Ici est le volet Le Christ et la femme cananéenne de Juan de Flandes, surnom d’un peintre de la fin du 15ᵉ et du début du 16ᵉ siècle appartenant au courant de l’art hispano-flamand. Ce tableau de quarante-sept petits volets d’Isabelle la Catholique a été exécuté à l’époque où l’artiste était au service de la Reine. Environ vingt-sept de ces volets survivent dont Le Christ et la femme cananéenne.
Le peintre a placé Jésus dans la partie la plus lumineuse de sa toile, à droite. Agenouillée devant lui, la cananéenne le supplie.
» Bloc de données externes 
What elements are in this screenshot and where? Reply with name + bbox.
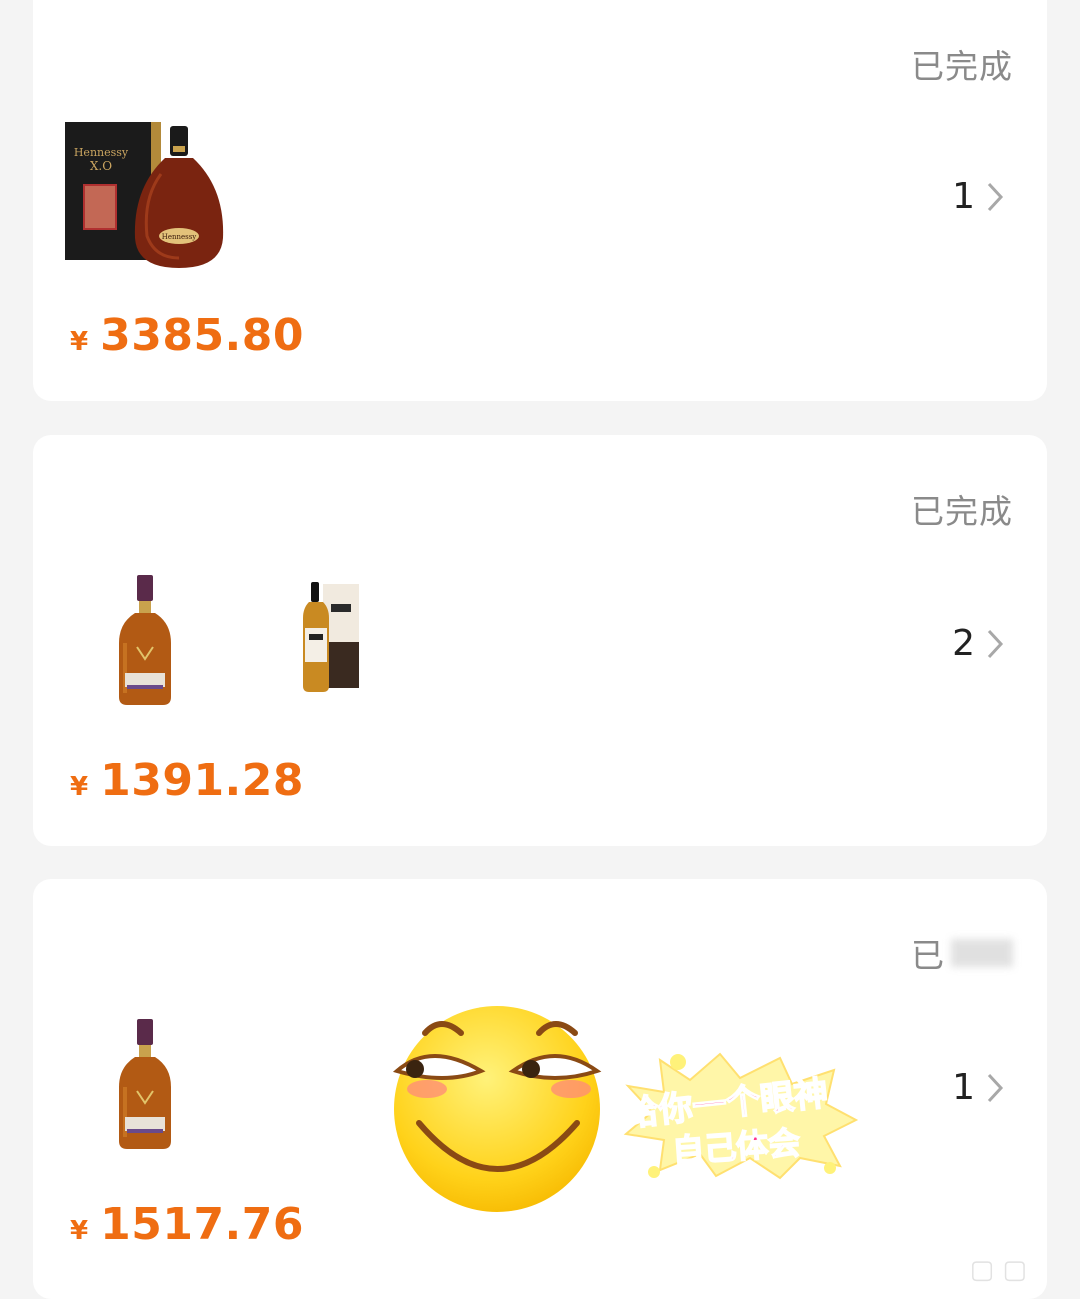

A gauche, le groupe des disciples : ceux-ci sont vêtus de simples manteaux, comme Jésus lui-même, selon l’habitude des peintres de cette époque. En opposition, la femme et un homme portant le turban, tout à gauche, sont vêtus comme on représentait à l’époque les habitants du moyen orient turc : Jésus est en pays étranger, voire hostile; les regards que les disciples portent sur l’homme portant le turban le soulignent. Derrière Jésus, Pierre semble s’adresser à lui, écho des réclamations des disciples : « Renvoie-la, car elle nous poursuit de ses cris ! »
Cet Évangile de la femme cananéenne est intéressant, n’est-ce pas ? Il s’agit d’avoir l’humilité de demander, même quand les conditions ne sont pas bonnes et ne jouent pas en notre faveur. La Cananéenne est originaire de la région de Tyr et de Sidon. Le Liban actuel… et à l’époque de Jésus, cette région avait une religion et une culture qui étaient complètement étrangères à la foi et à la culture juives. Ils étaient vus par le peuple d’Israël comme des marginaux… des païens… et vraiment, ils étaient traités comme des chiens …
Mon premier point est que d’une certaine façon, chacun de nous est la Cananéenne … au moins dans certaines situations, à des moments donnés de nos vies. Que ce soit à cause du lieu d’où nous venons, en raison de nos antécédents familiaux, à cause de notre accent, à cause d’une certaine forme de « marginalité »… nous avons peut-être été dans une situation où nous avons été mis au rebut, rejetés, moqués ou simplement considérés comme moins qu’humains.
Mais le deuxième point que je voudrais faire valoir au sujet de cet Évangile est vraiment lié à la vocation du disciple, et à la mission franciscaine qui est la nôtre : comme des évangélisateurs et comme témoins évangéliques dans le monde! Jésus fait preuve d’une grande pédagogie. Il « forme ses disciples ». La réalité est la suivante : les Cananéens sont rejetés, non respectés et mal vus par le peuple d’Israël. Ils ne sont pas considérés comme dignes d’attention, et l’attitude acceptée est tout simplement de les ignorer. Jésus le sait. Et il sait pourquoi les jugements sont si sévères à leur égard, et le reconnaît, mais pousse la situation plus loin. « Femme, grande est ta foi », dit-il… C’est la foi qui compte. Si nous nous en tenons à leur réputation… nous risquons de ne pas voir leur cœur. Et quand on ne considère pas le cœur, on passe à côté de ce qui est essentiel…
Évangéliser, c’est d’abord et avant tout marcher à la suite du Christ, et ici Jésus nous montre qu’il n’y a pas de frontières à l’amour de Dieu. C’est une question de Fraternité universelle, de Sororité universelle… de Fraternité sans frontières… C’est ce que nous avons à proclamer!
Cette pauvre mère cananéenne, étrangère à la foi d’Israël, nous est tenue comme un exemple de foi, de courage et d’amour.